Я рассказал эту историю Президенту и спросил его, правда ли это. «Поллард Симмонс! — сказал он. — Отлично его помню. То, что мы работали вместе — правда, но старик, должно быть, несколько приукрасил факты насчет межевания округа. Думаю, я был бы очень рад этой работе в то время, независимо от того, какая администрация находилась у власти». Тем не менее, несмотря на это, я склонен полагать, что мистер Симмонс был недалек от истины. Его слова кажутся весьма характерными для того, каким, судя по всему, был Авраам Линкольн в двадцать три или двадцать пять лет.

Мистер Дж. Б. Линкольн также рассказал мне об одном забавном случае, произошедшем в Спрингфилде вскоре после выдвижения мистера Линкольна в 1860 году. Шляпник из Бруклина тайком снял мерку с головы будущего Президента и изготовил для него очень элегантную шляпу, которую переслал в Спрингфилд через своего земляка Линкольна. Примерно к тому моменту, когда она была преподнесена, из разных уголков страны начали поступать и другие подобные знаки внимания. Мистер Линкольн принял шляпу и, полюбовавшись ее текстурой и качеством работы, водрузил ее на голову и подошел к зеркалу. Переведя взгляд с отражения на миссис Линкольн, он с присущим ему лукавым прищуром сказал: «Что ж, жена, из этой затеи наверняка выйдет по крайней мере одно толк. У нас будут какие-никакие новые шмотки!»

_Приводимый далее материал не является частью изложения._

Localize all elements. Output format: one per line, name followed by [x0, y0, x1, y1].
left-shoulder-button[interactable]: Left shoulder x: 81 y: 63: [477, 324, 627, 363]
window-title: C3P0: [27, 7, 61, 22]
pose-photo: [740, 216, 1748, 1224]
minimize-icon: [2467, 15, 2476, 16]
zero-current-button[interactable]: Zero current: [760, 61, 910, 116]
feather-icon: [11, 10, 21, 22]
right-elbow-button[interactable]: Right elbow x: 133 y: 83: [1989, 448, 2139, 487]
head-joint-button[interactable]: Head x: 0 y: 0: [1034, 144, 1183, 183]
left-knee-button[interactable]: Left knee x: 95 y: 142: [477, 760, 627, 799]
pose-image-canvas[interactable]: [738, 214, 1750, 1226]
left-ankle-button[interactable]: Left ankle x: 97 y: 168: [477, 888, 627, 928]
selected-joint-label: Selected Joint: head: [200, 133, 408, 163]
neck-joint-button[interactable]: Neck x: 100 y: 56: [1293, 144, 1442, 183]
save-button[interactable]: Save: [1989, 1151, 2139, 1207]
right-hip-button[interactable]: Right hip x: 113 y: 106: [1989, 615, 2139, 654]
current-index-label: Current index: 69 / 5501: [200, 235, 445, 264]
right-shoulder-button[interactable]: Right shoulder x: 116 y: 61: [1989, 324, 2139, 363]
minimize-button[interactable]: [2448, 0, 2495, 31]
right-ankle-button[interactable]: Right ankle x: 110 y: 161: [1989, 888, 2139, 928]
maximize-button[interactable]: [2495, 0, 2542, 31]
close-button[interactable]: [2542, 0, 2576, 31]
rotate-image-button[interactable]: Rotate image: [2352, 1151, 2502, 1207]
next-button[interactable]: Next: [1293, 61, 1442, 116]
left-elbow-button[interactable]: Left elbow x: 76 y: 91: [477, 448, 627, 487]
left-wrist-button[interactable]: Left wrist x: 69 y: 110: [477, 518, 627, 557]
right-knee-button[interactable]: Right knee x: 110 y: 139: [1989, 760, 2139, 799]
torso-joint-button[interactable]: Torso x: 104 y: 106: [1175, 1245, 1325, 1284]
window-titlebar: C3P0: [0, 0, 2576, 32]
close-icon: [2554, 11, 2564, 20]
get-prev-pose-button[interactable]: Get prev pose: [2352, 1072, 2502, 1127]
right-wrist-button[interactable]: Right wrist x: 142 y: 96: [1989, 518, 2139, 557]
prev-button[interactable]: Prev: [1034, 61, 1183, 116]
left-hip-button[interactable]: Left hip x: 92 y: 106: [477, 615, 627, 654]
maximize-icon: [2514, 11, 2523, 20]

Однажды во второй половине дня летом 1862 года Президент вместе с несколькими джентльменами отправился на Вашингтонскую военно-морскую верфь, чтобы посмотреть испытания нового изобретения — орудия. Впоследствии компания поднялась на борт одного из пароходов, стоявших у причалова. Завязался спор о достоинствах этого изобретения, в разгар которого мистер Линкольн заметил топоры, висевшие снаружи каюты. Оставив группу, он молча направился вперед, снял один топор, вернулся с ним и сказал: «Джентльмены, вы можете сколько угодно рассуждать о своих “магазинных ружьях Рафаэля” и “одиннадцатидюймовых пушках Дальгрена”, но вот этот предмет, полагаю, я понимаю лучше любого из вас». С этими словами он вытянул топор наотмашь на вытянутой руке за конец топорища, или, как называют его лесорубы, «деревянную рукоять» — трюк, который не смог повторить больше никто из присутствующих, хотя все пытались. В подобных поступках, показывавших, что он не забыл своего скромного происхождения и не стыдится его, покойный Президент являл истинное благородство своего характера. Он был живым воплощением слов своего любимого поэта:

“The rank is but the guinea’s stamp,

The man’s the gold, for a’ that!”

XXXVIII.

В марте 1864 года Эдвин Форрест приехал в Вашингтон для выполнения контракта в театре Форда. Как-то днем было объявлено, что в тот вечер он появится в «Ришелье». Я был у Президента, когда вошел сенатор Харрис из Нью-Йорка. Закончив свои дела, которые заключались в ходатайстве об отмене приговора одному из его избирателей, заключенному в тюрьму на, как казалось, недостаточных основаниях, я сказал Президенту, что нынче вечером Форрест будет играть «Ришелье», и, зная его вкусы, добавил, что это пьеса, которая, по моему мнению, должна ему понравиться, поскольку исполнение роли Форрестом было самым жизненным из всего, что мне доводилось видеть на сцене. «Кто автор пьесы?» — спросил он. «Булвер», — ответил я. «Ах! — отозвался он. — Что ж, я знал, что Булвер пишет романы, но не знал, что он еще и драматург. Наверное, несколько странно это слышать, — продолжил он, — но я за всю свою жизнь не прочел ни одного романа целиком!» Судья Харрис воскликнул: «Неужели?» — «Да, — ответил Президент, — это факт. Когда-то я начал читать “Айвенго”, но так и не закончил». Это заявление в нынешнем веке кажется почти невероятным, но я передаю все так, как было.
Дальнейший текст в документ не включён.